Thursday, May 26, 2011

HASH

INGREDIENTS:

3/4 lb small new potatoes, left unpeeled

1 small acorn squash, peeled and cut into 1/4-inch pieces

1 tsp fresh rosemary, chopped, divided

1/2 tsp sea salt, divided

1/2 tsp fresh ground black pepper, divided

Olive oil cooking spray

4 tsp olive oil, divided

2 shallots, minced

2 cups broccoli, shredded

1/3 cup each red and green bell pepper, thinly sliced

2 tsp fresh lemon juice

INSTRUCTIONS:

ONE: Preheat oven to 425 F.

TWO: In a bowl, lightly toss potatoes and squash with 1/2 tsp rosemary, 1/4 tsp salt and 1/4 tsp black pepper. Place on a baking sheet misted with cooking spray. Drizzle with 2 tsp oil, tossing gently.

THREE: Bake for 25 minutes or until tender, stirring every 10 minutes.
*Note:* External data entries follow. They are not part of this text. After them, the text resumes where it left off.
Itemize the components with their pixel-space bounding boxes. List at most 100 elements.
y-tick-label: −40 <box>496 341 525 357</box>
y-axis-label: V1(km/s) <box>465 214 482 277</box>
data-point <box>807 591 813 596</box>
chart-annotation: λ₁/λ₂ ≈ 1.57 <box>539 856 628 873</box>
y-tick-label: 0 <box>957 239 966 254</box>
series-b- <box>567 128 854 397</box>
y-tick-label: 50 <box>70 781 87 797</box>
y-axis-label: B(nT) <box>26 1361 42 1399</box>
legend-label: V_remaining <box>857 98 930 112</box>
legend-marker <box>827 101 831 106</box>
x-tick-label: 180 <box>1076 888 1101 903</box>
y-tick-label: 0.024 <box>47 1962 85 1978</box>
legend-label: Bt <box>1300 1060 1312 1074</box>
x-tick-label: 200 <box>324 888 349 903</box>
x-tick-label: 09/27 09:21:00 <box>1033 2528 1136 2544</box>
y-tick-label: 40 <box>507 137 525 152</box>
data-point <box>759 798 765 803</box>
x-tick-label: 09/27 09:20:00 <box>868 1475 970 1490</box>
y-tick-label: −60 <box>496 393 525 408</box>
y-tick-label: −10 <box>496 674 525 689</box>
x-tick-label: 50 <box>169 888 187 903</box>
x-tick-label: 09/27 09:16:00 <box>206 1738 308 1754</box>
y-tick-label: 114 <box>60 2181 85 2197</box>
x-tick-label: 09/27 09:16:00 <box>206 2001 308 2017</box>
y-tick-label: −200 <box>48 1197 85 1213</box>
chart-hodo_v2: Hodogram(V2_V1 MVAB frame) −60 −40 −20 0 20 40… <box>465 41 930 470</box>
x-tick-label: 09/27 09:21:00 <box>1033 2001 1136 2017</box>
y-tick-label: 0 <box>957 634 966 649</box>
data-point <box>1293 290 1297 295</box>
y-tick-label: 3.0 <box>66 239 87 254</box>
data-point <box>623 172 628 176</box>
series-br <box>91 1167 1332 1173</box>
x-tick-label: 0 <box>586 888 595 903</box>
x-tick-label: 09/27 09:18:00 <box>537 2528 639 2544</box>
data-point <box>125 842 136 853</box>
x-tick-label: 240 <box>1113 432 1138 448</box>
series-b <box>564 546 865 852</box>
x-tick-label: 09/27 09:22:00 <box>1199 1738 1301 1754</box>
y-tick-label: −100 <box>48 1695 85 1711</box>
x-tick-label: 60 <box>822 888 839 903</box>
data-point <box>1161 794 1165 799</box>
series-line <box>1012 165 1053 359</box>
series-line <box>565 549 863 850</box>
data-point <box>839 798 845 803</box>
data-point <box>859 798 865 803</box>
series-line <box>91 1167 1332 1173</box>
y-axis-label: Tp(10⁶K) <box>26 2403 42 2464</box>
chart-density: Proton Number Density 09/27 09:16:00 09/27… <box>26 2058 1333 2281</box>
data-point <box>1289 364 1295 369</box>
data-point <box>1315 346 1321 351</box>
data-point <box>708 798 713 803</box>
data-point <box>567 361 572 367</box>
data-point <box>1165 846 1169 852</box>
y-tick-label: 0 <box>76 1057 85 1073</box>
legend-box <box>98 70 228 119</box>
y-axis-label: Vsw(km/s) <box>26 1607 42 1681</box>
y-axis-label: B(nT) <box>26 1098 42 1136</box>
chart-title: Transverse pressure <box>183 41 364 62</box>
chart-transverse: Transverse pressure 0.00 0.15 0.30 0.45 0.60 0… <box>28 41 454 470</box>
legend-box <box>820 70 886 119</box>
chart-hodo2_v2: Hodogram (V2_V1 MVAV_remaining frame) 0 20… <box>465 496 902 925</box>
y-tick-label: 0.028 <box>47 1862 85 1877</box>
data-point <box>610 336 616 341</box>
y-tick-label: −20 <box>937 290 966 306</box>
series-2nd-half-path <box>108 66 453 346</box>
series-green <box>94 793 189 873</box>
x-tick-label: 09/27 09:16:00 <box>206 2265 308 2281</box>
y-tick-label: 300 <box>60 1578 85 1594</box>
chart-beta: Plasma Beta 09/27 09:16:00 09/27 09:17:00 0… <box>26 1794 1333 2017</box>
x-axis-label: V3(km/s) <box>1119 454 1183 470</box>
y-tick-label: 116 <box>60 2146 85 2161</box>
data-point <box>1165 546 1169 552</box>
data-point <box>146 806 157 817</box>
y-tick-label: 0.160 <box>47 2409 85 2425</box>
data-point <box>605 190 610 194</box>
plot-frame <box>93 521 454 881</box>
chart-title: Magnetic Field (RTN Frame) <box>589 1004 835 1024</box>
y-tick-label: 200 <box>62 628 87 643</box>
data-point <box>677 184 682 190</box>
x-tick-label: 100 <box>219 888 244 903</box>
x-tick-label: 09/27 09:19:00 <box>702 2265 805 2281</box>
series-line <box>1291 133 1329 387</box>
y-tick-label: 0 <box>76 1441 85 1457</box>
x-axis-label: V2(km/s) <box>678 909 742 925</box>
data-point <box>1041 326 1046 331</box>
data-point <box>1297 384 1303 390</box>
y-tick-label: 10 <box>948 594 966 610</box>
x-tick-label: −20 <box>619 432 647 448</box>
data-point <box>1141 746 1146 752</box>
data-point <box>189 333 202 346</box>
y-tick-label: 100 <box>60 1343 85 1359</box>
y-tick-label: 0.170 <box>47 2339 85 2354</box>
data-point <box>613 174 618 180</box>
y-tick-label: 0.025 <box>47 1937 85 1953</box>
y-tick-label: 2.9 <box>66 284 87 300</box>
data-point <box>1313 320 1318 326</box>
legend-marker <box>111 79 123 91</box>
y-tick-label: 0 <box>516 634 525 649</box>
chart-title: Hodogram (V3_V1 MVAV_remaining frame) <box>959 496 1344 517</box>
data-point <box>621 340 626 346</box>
FOUR: Heat remaining 2 tsp oil in a large nonstick skillet over medium-high. Saute shallots, broccoli and bell peppers for 1 minute. Add potato-squash mixture and cook for 5 minutes or until heated. Sprinkle with lemon juice, remaining 1/2 tsp rosemary, 1/4 tsp salt and 1/4 tsp black pepper and heat through.